Ainsi, que l’on aime ou pas Blood Incantation et son mélange de Death Metal progressif et de sonorités électroniques, difficile de ne pas saluer cette envie de vouloir sortir des sentiers battus, ce besoin d’être constamment là où on ne l’attend pas, sa capacité à fédérer autour de choix qui pourtant n’ont rien d’anodin et cette manière qu’il a de conduire sa carrière comme bon lui semble sans jamais penser à ce qu’il conviendrait de faire pour que cela fonctionne mais plutôt à se laisser porter par la force de ses convictions pour ainsi accoucher en 2024 de ce qui constitue aujourd’hui son album le plus abouti et au passage probablement l’un des disques de l’année pour un grand nombre d’auditeurs. Car
Absolute Elsewhere est un album incroyable de justesse capable de naviguer à sa guise entre plusieurs genres et sonorités.
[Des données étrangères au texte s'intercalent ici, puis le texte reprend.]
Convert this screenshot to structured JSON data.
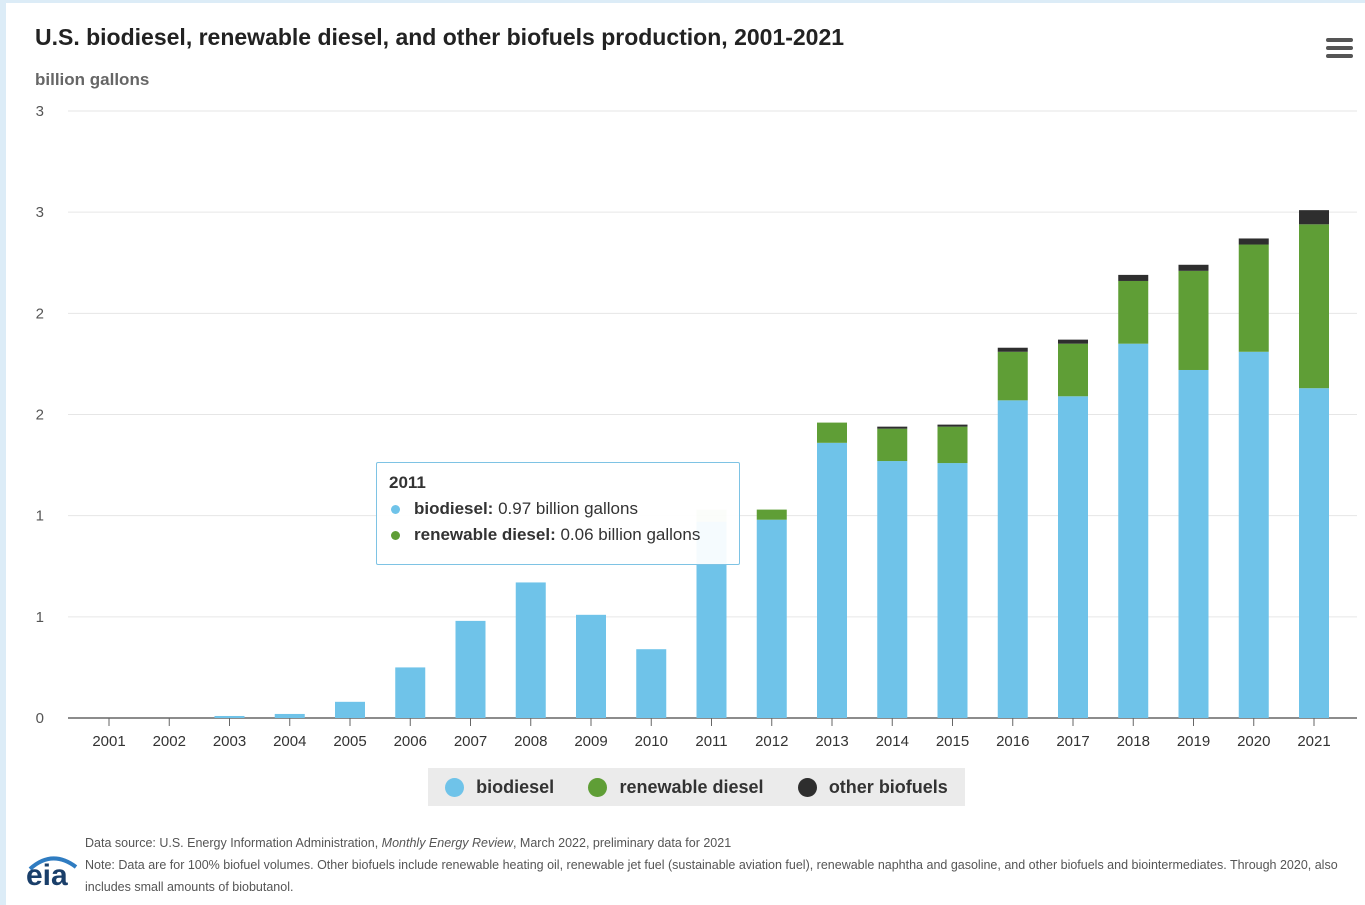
{
  "title": "U.S. biodiesel, renewable diesel, and other biofuels production, 2001-2021",
  "menu_icon": "hamburger-menu-icon",
  "chart_data": {
    "type": "bar",
    "stacked": true,
    "title": "U.S. biodiesel, renewable diesel, and other biofuels production, 2001-2021",
    "ylabel": "billion gallons",
    "xlabel": "",
    "ylim": [
      0,
      3
    ],
    "y_tick_labels": [
      "0",
      "1",
      "1",
      "2",
      "2",
      "3",
      "3"
    ],
    "y_tick_values": [
      0,
      0.5,
      1.0,
      1.5,
      2.0,
      2.5,
      3.0
    ],
    "grid": true,
    "legend_position": "bottom",
    "categories": [
      "2001",
      "2002",
      "2003",
      "2004",
      "2005",
      "2006",
      "2007",
      "2008",
      "2009",
      "2010",
      "2011",
      "2012",
      "2013",
      "2014",
      "2015",
      "2016",
      "2017",
      "2018",
      "2019",
      "2020",
      "2021"
    ],
    "series": [
      {
        "name": "biodiesel",
        "color": "#6fc3e9",
        "values": [
          0.0,
          0.0,
          0.01,
          0.02,
          0.08,
          0.25,
          0.48,
          0.67,
          0.51,
          0.34,
          0.97,
          0.98,
          1.36,
          1.27,
          1.26,
          1.57,
          1.59,
          1.85,
          1.72,
          1.81,
          1.63
        ]
      },
      {
        "name": "renewable diesel",
        "color": "#5f9e36",
        "values": [
          0.0,
          0.0,
          0.0,
          0.0,
          0.0,
          0.0,
          0.0,
          0.0,
          0.0,
          0.0,
          0.06,
          0.05,
          0.1,
          0.16,
          0.18,
          0.24,
          0.26,
          0.31,
          0.49,
          0.53,
          0.81
        ]
      },
      {
        "name": "other biofuels",
        "color": "#2e2e2e",
        "values": [
          0.0,
          0.0,
          0.0,
          0.0,
          0.0,
          0.0,
          0.0,
          0.0,
          0.0,
          0.0,
          0.0,
          0.0,
          0.0,
          0.01,
          0.01,
          0.02,
          0.02,
          0.03,
          0.03,
          0.03,
          0.07
        ]
      }
    ]
  },
  "legend": [
    {
      "label": "biodiesel",
      "color": "#6fc3e9"
    },
    {
      "label": "renewable diesel",
      "color": "#5f9e36"
    },
    {
      "label": "other biofuels",
      "color": "#2e2e2e"
    }
  ],
  "tooltip": {
    "year": "2011",
    "rows": [
      {
        "name": "biodiesel:",
        "value": "0.97 billion gallons",
        "color": "#6fc3e9"
      },
      {
        "name": "renewable diesel:",
        "value": "0.06 billion gallons",
        "color": "#5f9e36"
      }
    ]
  },
  "footer": {
    "source_prefix": "Data source: U.S. Energy Information Administration, ",
    "source_italic": "Monthly Energy Review",
    "source_suffix": ", March 2022, preliminary data for 2021",
    "note": "Note: Data are for 100% biofuel volumes. Other biofuels include renewable heating oil, renewable jet fuel (sustainable aviation fuel), renewable naphtha and gasoline, and other biofuels and biointermediates. Through 2020, also includes small amounts of biobutanol."
  },
  "logo": {
    "text": "eia",
    "icon": "eia-logo-icon"
  }
}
Un disque aventureux, bien loin de cette immuabilité qui caractérise une bonne partie de la scène Death Metal et sur lequel Paul Riedl, Morris Kolontyrsky, Jeff Barrett et Isaac Faulk semblent eux-mêmes transportés par l’enthousiasme de ceux qui savent parfaitement ce qu’ils font et de ce qu’ils ont entre les mains. Bref, je n’ai pas souvent mis la note de 10 sur 10 à un album mais
Absolute Elsewhere le mérite aujourd’hui amplement. Bravo messieurs car vous m’avez véritablement régalé tout en vous payant le luxe de nous rappeler pourquoi nous avions raisons de nous montrer aussi dithyrambiques à votre égard.